One big point to always remember is your pricing. There is opportunity in flea markets to have decent mark ups and bring in quite a bit of profit but you also have to keep the fact that many penny pinchers dwell in flea markets and may not buy your product if they can get it somewhere else cheaper. To create better pricing without cutting your profit margin down to nothing buy the ingredients for your product in bulk and/or wholesale. This can help you bring prices down for your customers. Also remember that if you have anything on shelves to watch for those with sticky hands. My friend has told me many times about the theft that happens way too often in flea markets and how you have to keep a watchful eye. She even puts signs up to warn those crafty types that she’s serious.

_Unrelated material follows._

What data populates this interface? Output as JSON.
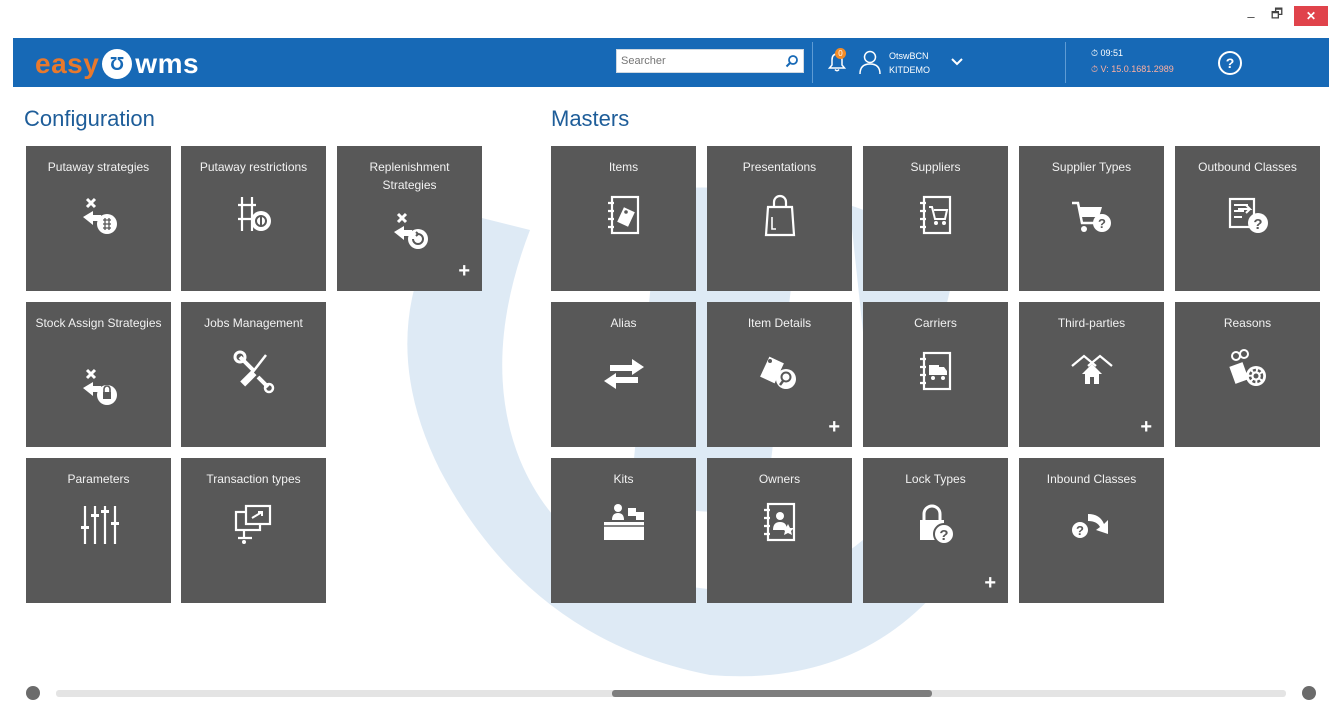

Once you have these all of these points covered think about what you will need to make this product you are selling. Popcorn doesn’t pop its self and I would be amazed to see a funnel cake made without the help from some form of equipment. Below us folks at KaTom have compiled a list of very helpful tools/equipment you could use to get your product to the shelves:
No matter what your choice in product you’ll find that the weekend flea market job can be fulfilling in ways other than for your pocket. My friend often calls it her second home and loves talking to the regulars who are there week after week. I have to admit that since researching this subject in depth I’ve started thinking about opening a booth myself. I hope to see you there and GOOD LUCK from all the folks at KaTom Restaurant Supply!